The UAE Cabinet has introduced amendments to the Value Added Tax (VAT) law, announced by the Ministry of Finance on Saturday, which include new exemptions aimed at promoting investment and easing the burden on charitable entities.
According to a WAM report, the changes grant VAT exemptions to three key services: investment fund management, certain virtual asset services, and in-kind donations between government and charitable entities.
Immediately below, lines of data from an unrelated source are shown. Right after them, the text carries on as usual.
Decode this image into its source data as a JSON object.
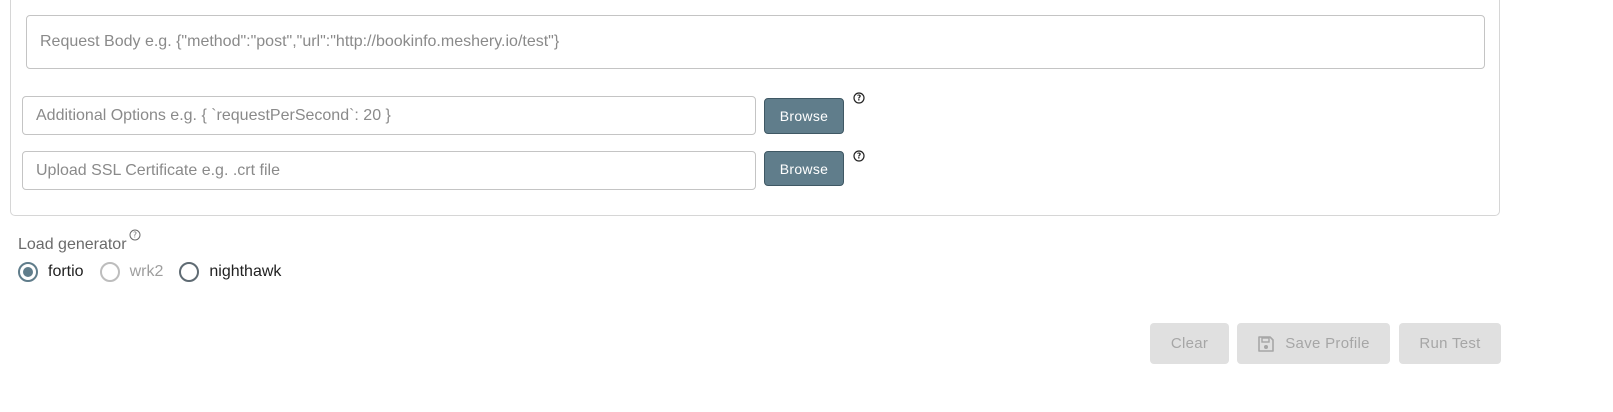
{
  "request_body": {
    "placeholder": "Request Body e.g. {\"method\":\"post\",\"url\":\"http://bookinfo.meshery.io/test\"}"
  },
  "additional_options": {
    "placeholder": "Additional Options e.g. { `requestPerSecond`: 20 }",
    "browse_label": "Browse"
  },
  "ssl_certificate": {
    "placeholder": "Upload SSL Certificate e.g. .crt file",
    "browse_label": "Browse"
  },
  "load_generator": {
    "label": "Load generator",
    "options": [
      {
        "label": "fortio",
        "checked": true,
        "disabled": false
      },
      {
        "label": "wrk2",
        "checked": false,
        "disabled": true
      },
      {
        "label": "nighthawk",
        "checked": false,
        "disabled": false
      }
    ]
  },
  "actions": {
    "clear_label": "Clear",
    "save_profile_label": "Save Profile",
    "run_test_label": "Run Test"
  },
  "colors": {
    "accent": "#607d8b",
    "disabled_button_bg": "#e0e0e0",
    "disabled_button_text": "#a6a6a6"
  },
  "icons": {
    "help": "help-circle-icon",
    "save": "floppy-disk-icon"
  }
}
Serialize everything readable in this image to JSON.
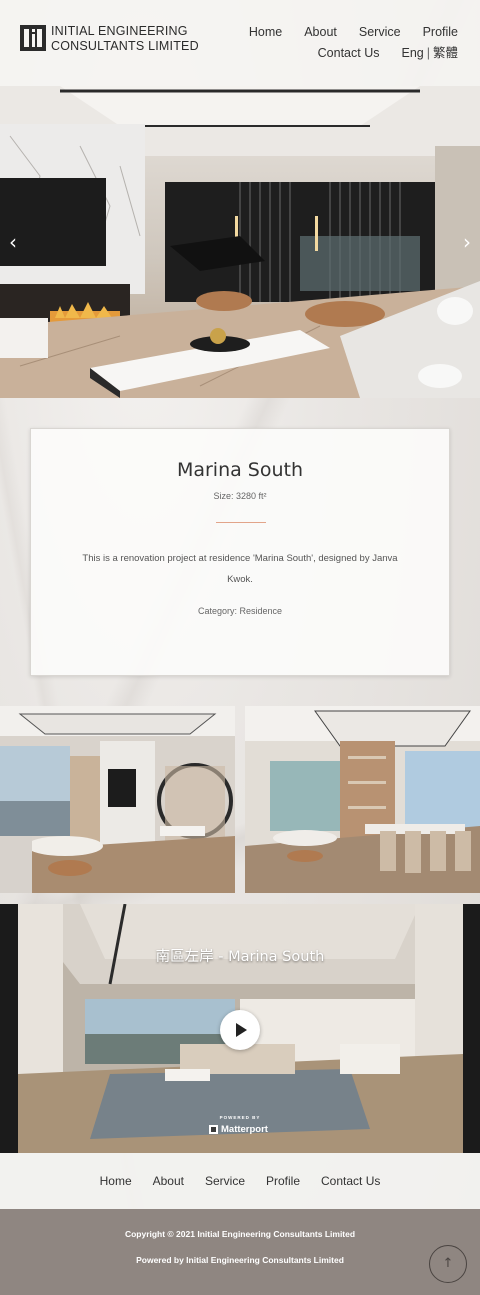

These services, previously taxed at 5%, will now benefit from the exemptions, allowing for enhanced investment opportunities and support for charitable causes.
Under the new rules, in-kind donations between government bodies and charities, valued up to Dh5 million over 12 months, will be tax-exempt, enabling these entities to maximize the benefits of goods received.
Additionally, the Federal Tax Authority has been given the power to de-register taxpayers in certain cases, further strengthening tax compliance across the country.
The Ministry of Finance emphasized that these amendments are part of an ongoing effort to refine the UAE’s tax landscape, aligning with international best practices and enhancing the country’s appeal to businesses and investors.
Younis Haji Al Khoori, Undersecretary of the Ministry of Finance, stated, “These changes will simplify tax procedures, reduce misunderstandings, and support the UAE’s business environment.” The adjustments also reflect recommendations from stakeholders and experiences from implementing the VAT law in previous years.